AAFA urges Pakistan to expand Better Work across apparel factories
Worker protections are now a sourcing issue in Pakistan. AAFA and FLA say Better Work steadies factories, buyer confidence and export access.

Worker protections are now part of Pakistan’s sourcing infrastructure. Better Work Pakistan covers 118 factories and 289,554 workers across Sindh and Punjab, with activity in Karachi, Faisalabad and Lahore, and it has the backing of 19 brand and retail partners.

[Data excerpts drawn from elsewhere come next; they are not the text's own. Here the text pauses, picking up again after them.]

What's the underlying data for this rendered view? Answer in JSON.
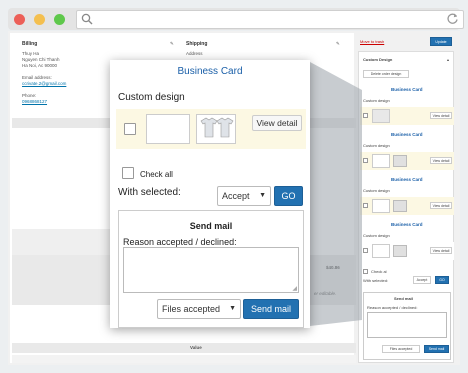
{
  "browser": {
    "traffic_colors": [
      "#ec5f57",
      "#f4bf4f",
      "#5fc84b"
    ]
  },
  "order": {
    "billing_title": "Billing",
    "billing_lines": [
      "Thuy Ha",
      "Nguyen Chi Thanh",
      "Ha Noi, Ac 90000"
    ],
    "email_label": "Email address:",
    "email_value": "ccrivate.2@gmail.com",
    "phone_label": "Phone:",
    "phone_value": "0968868127",
    "shipping_title": "Shipping",
    "shipping_address_label": "Address",
    "amount": "$40.86",
    "note": "er editable.",
    "value_header": "Value"
  },
  "sidebar": {
    "move_to_trash": "Move to trash",
    "update_button": "Update",
    "panel_title": "Custom Design",
    "delete_button": "Delete order design",
    "card_title": "Business Card",
    "custom_design_label": "Custom design",
    "view_detail": "View detail",
    "check_all": "Check al",
    "with_selected": "With selected:",
    "accept": "Accept",
    "go": "GO",
    "send_mail_title": "Send mail",
    "reason_label": "Reason accepted / declined:",
    "files_accepted": "Files accepted",
    "send_mail_button": "Send mail"
  },
  "modal": {
    "title": "Business Card",
    "custom_design_label": "Custom design",
    "view_detail_button": "View detail",
    "check_all_label": "Check all",
    "with_selected_label": "With selected:",
    "action_select": "Accept",
    "go_button": "GO",
    "send_mail_title": "Send mail",
    "reason_label": "Reason accepted / declined:",
    "reason_value": "",
    "status_select": "Files accepted",
    "send_mail_button": "Send mail"
  },
  "colors": {
    "accent": "#2271b1",
    "highlight_bg": "#fcf8e3",
    "title_blue": "#1a5fa8"
  }
}
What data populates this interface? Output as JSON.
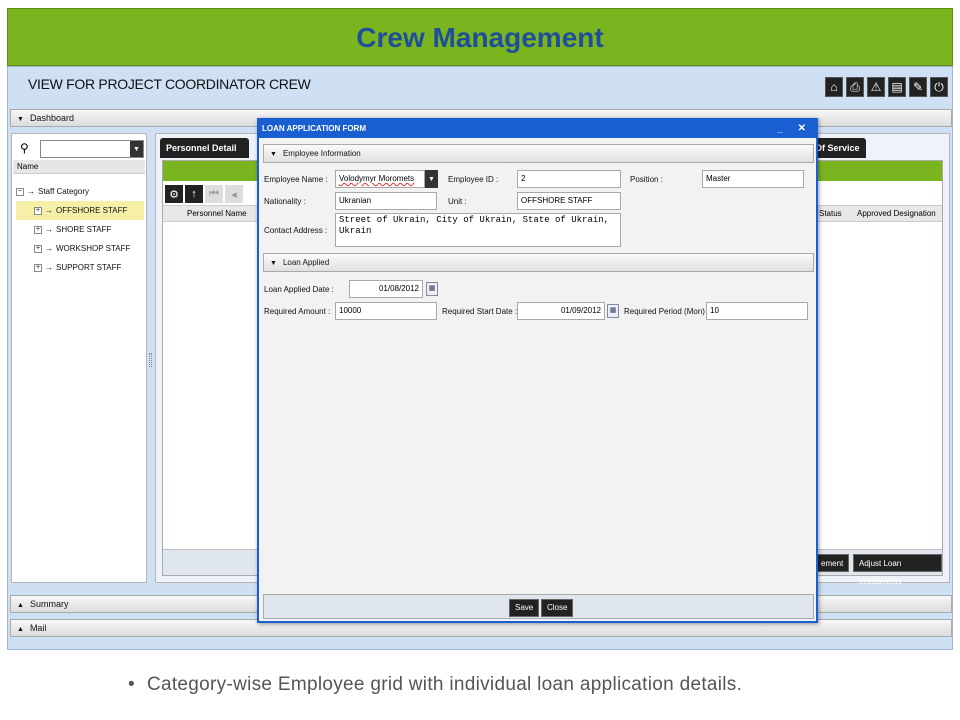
{
  "slide": {
    "header_title": "Crew Management",
    "caption": "Category-wise Employee grid with individual loan application details.",
    "caption_bullet": "•",
    "accent_green": "#7ab51f",
    "title_blue": "#1f4e9a"
  },
  "app": {
    "view_title": "VIEW FOR PROJECT COORDINATOR CREW",
    "toolbar_icons": [
      "home-icon",
      "print-icon",
      "warning-icon",
      "document-icon",
      "edit-icon",
      "power-icon"
    ],
    "toolbar_glyphs": [
      "⌂",
      "⎙",
      "⚠",
      "▤",
      "✎",
      "⏻"
    ],
    "dashboard_label": "Dashboard",
    "summary_label": "Summary",
    "mail_label": "Mail"
  },
  "left_panel": {
    "search_glyph": "⚲",
    "name_header": "Name",
    "tree": {
      "root": "Staff Category",
      "children": [
        "OFFSHORE STAFF",
        "SHORE STAFF",
        "WORKSHOP STAFF",
        "SUPPORT STAFF"
      ],
      "selected": "OFFSHORE STAFF"
    }
  },
  "right_panel": {
    "tabs": {
      "personnel_details": "Personnel Details",
      "of_service": "Of Service"
    },
    "grid_columns": {
      "personnel_name": "Personnel Name",
      "status": "Status",
      "approved_designation": "Approved Designation"
    },
    "footer_buttons": {
      "agreement": "ement",
      "adjust_loan": "Adjust Loan Installments"
    }
  },
  "modal": {
    "title": "LOAN APPLICATION FORM",
    "title_controls": "_ ✕",
    "employee_section": "Employee Information",
    "employee": {
      "name_label": "Employee Name :",
      "name_value": "Volodymyr Moromets",
      "id_label": "Employee ID :",
      "id_value": "2",
      "position_label": "Position :",
      "position_value": "Master",
      "nationality_label": "Nationality :",
      "nationality_value": "Ukranian",
      "unit_label": "Unit :",
      "unit_value": "OFFSHORE STAFF",
      "address_label": "Contact Address :",
      "address_value": "Street of Ukrain, City of Ukrain, State of Ukrain, Ukrain"
    },
    "loan_section": "Loan Applied",
    "loan": {
      "applied_date_label": "Loan Applied Date :",
      "applied_date_value": "01/08/2012",
      "amount_label": "Required Amount :",
      "amount_value": "10000",
      "start_date_label": "Required Start Date :",
      "start_date_value": "01/09/2012",
      "period_label": "Required Period (Mon) :",
      "period_value": "10"
    },
    "save_label": "Save",
    "close_label": "Close"
  }
}
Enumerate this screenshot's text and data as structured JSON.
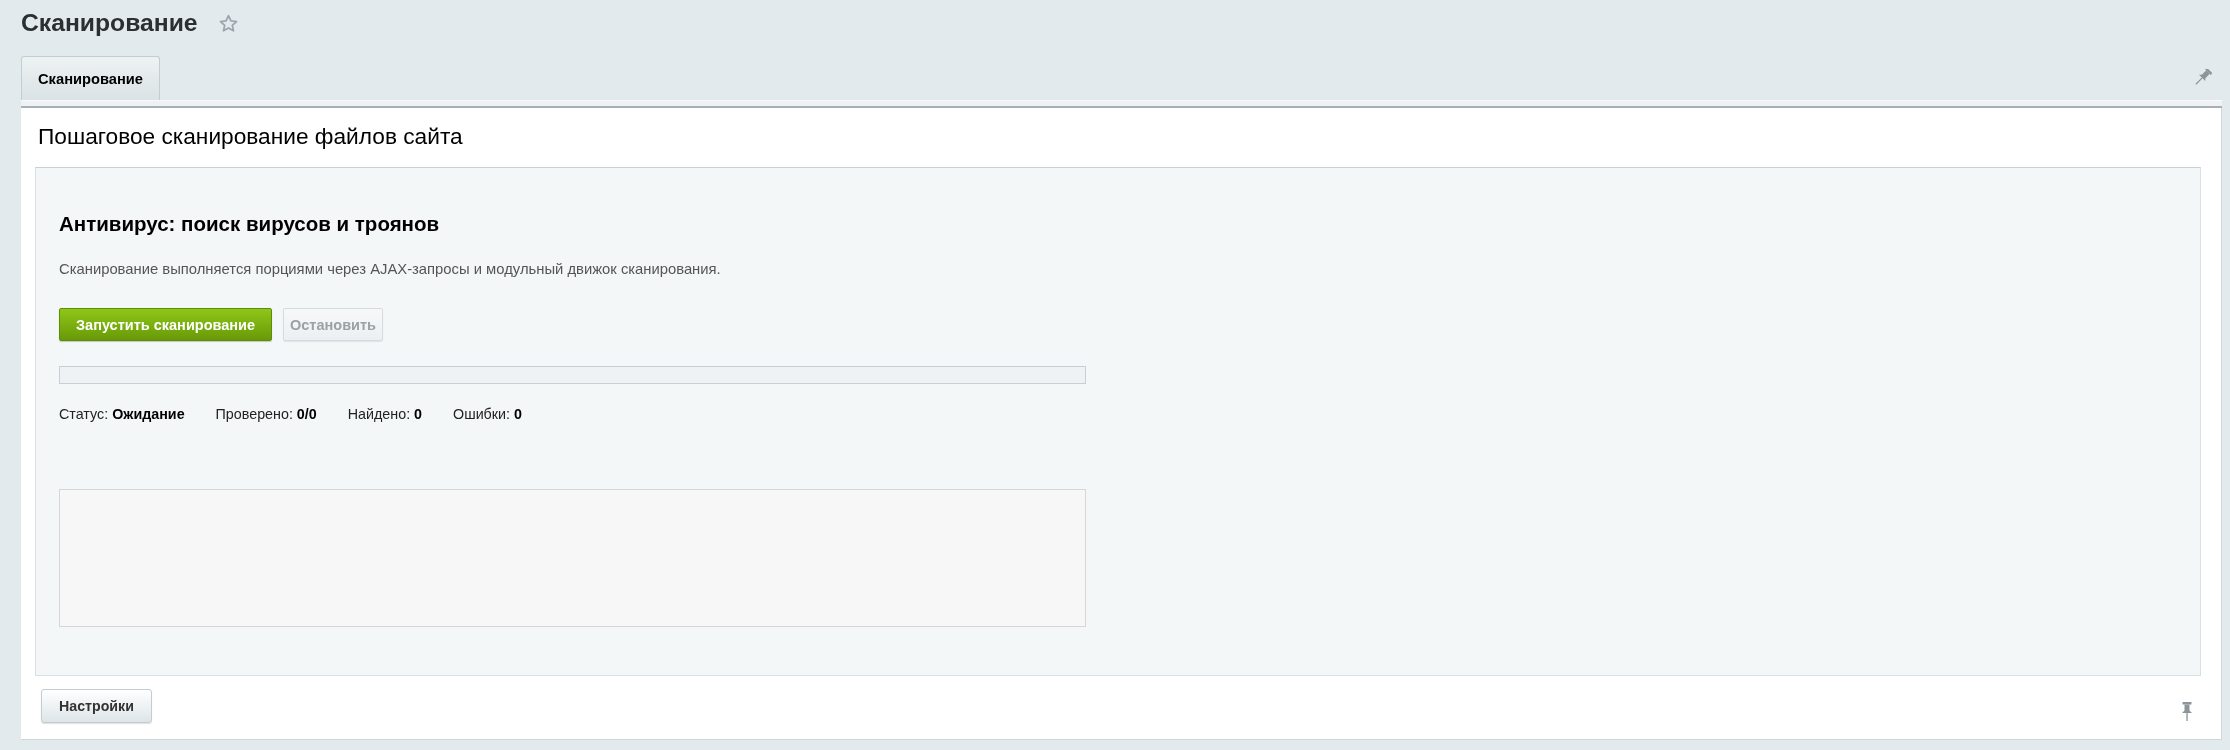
{
  "page": {
    "title": "Сканирование",
    "favorite": false
  },
  "tabs": [
    {
      "label": "Сканирование",
      "selected": true
    }
  ],
  "panel": {
    "heading": "Пошаговое сканирование файлов сайта"
  },
  "scanner": {
    "title": "Антивирус: поиск вирусов и троянов",
    "description": "Сканирование выполняется порциями через AJAX-запросы и модульный движок сканирования.",
    "buttons": [
      {
        "label": "Запустить сканирование",
        "kind": "primary",
        "disabled": false
      },
      {
        "label": "Остановить",
        "kind": "default",
        "disabled": true
      }
    ],
    "progress": {
      "level": 0
    },
    "stats": [
      "Статус: **Ожидание**",
      "Проверено: **0/0**",
      "Найдено: **0**",
      "Ошибки: **0**"
    ]
  },
  "footer": {
    "buttons": [
      {
        "label": "Настройки"
      }
    ]
  }
}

For AAFA and the Fair Labor Association, keeping that system alive is not charity; it is how brands protect orders, limit reputational risk and keep a major apparel hub reliable.
The program began in 2022 after a March 9 memorandum of understanding between the International Labour Organization and the Government of Pakistan, at a ceremony presided over by Muhammad Ayub Afridi, adviser to the prime minister on OPHRD. Launched as a three-year pilot and later extended by a no-cost extension through December 2025, Better Work was built to improve working conditions and business competitiveness in at least 120 factories, or 150 with the extension. The ILO says the program was also meant to help Pakistan stay aligned with EU GSP+ and U.S. trade preferences, a reminder that labor standards sit directly inside trade strategy, not outside it.

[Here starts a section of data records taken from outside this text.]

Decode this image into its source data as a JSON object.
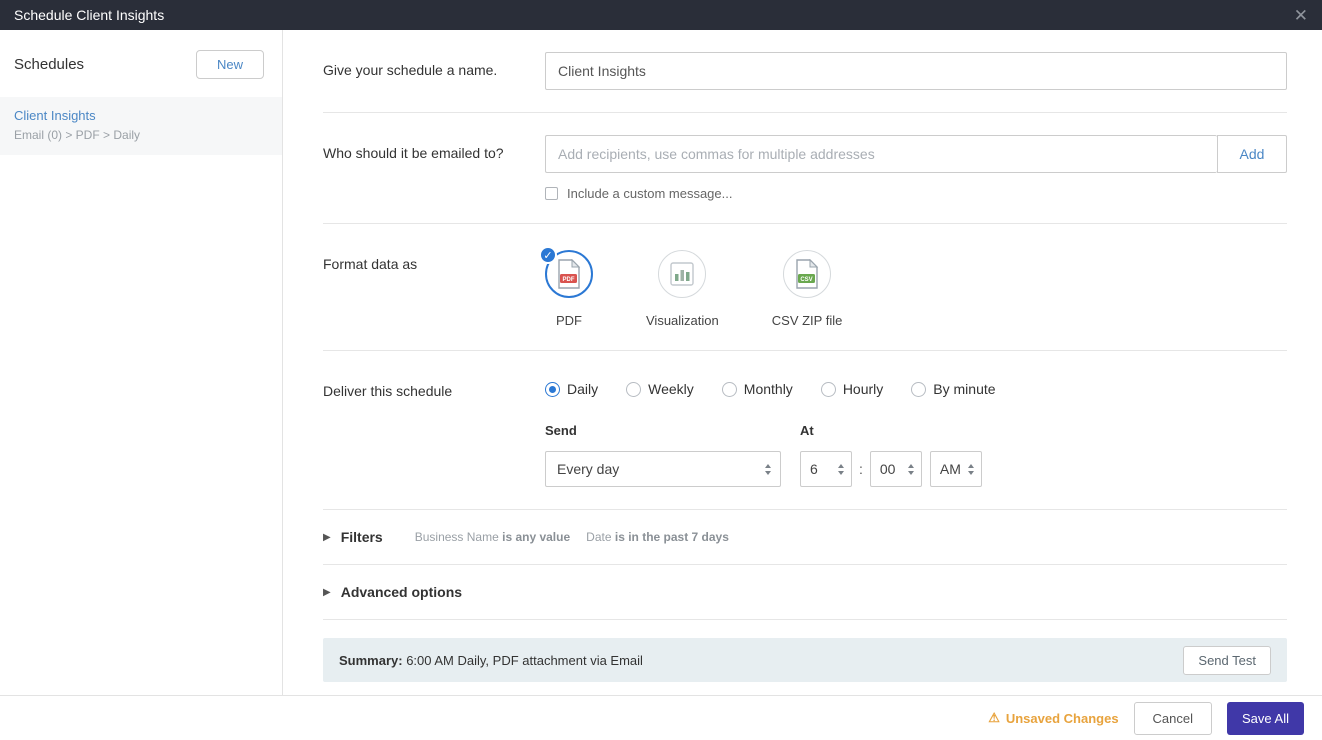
{
  "colors": {
    "header_bg": "#2a2e39",
    "accent_blue": "#2b78d4",
    "link_blue": "#4b87c5",
    "save_bg": "#4038a8",
    "warning": "#e8a33d",
    "summary_bg": "#e7eef1"
  },
  "header": {
    "title": "Schedule Client Insights",
    "close_icon": "✕"
  },
  "sidebar": {
    "heading": "Schedules",
    "new_button": "New",
    "items": [
      {
        "name": "Client Insights",
        "detail": "Email (0) > PDF > Daily",
        "selected": true
      }
    ]
  },
  "form": {
    "name_section": {
      "label": "Give your schedule a name.",
      "value": "Client Insights"
    },
    "email_section": {
      "label": "Who should it be emailed to?",
      "placeholder": "Add recipients, use commas for multiple addresses",
      "add_button": "Add",
      "custom_message_label": "Include a custom message..."
    },
    "format_section": {
      "label": "Format data as",
      "options": [
        {
          "label": "PDF",
          "badge": "PDF",
          "selected": true
        },
        {
          "label": "Visualization",
          "selected": false
        },
        {
          "label": "CSV ZIP file",
          "badge": "CSV",
          "selected": false
        }
      ],
      "check_glyph": "✓"
    },
    "deliver_section": {
      "label": "Deliver this schedule",
      "options": [
        "Daily",
        "Weekly",
        "Monthly",
        "Hourly",
        "By minute"
      ],
      "selected_option": "Daily",
      "send_label": "Send",
      "send_value": "Every day",
      "at_label": "At",
      "hour": "6",
      "time_separator": ":",
      "minute": "00",
      "meridiem": "AM"
    },
    "filters_section": {
      "label": "Filters",
      "items": [
        {
          "field": "Business Name",
          "condition": "is any value"
        },
        {
          "field": "Date",
          "condition": "is in the past 7 days"
        }
      ]
    },
    "advanced_section": {
      "label": "Advanced options"
    },
    "summary": {
      "prefix": "Summary:",
      "text": " 6:00 AM Daily, PDF attachment via Email",
      "send_test_button": "Send Test"
    }
  },
  "footer": {
    "unsaved_changes": "Unsaved Changes",
    "warning_glyph": "⚠",
    "cancel_button": "Cancel",
    "save_button": "Save All"
  }
}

The scale of what is at stake is hard to miss. Pakistan’s textile and ready-made garment sector is the country’s largest employer after agriculture and its largest contributor to GDP, and clothing exports to the European Union rose more than 46% in 2022 to more than US$2.5 billion. In a May 5 letter to Abbas Mehdi, executive director of Pakistan’s Export Development Fund, AAFA and FLA said their memberships include hundreds of American, European and Canadian buyers sourcing from Pakistan, and argued that Better Work helps steady confidence at a moment of uncertainty around tariffs, market access and regulatory requirements.


The ILO evaluation of the program gives the clearest picture of what happens inside factories. Managers generally value Better Work’s advisory approach, workers say it helps them raise their voice through workplace committees, and brand partners see it as useful for meeting labor standards. They also want sharper factory transparency and more reliable compliance reporting, a sign that the program’s next phase will be judged less by promises than by whether it can make scrutiny easier for buyers and more useful for suppliers. With funding tied to Pakistan’s Export Development Fund, the European Commission and Australia’s Department of Foreign Affairs and Trade, Better Work has become one of the few places where labor rights, export competitiveness and brand risk sit on the same hemline.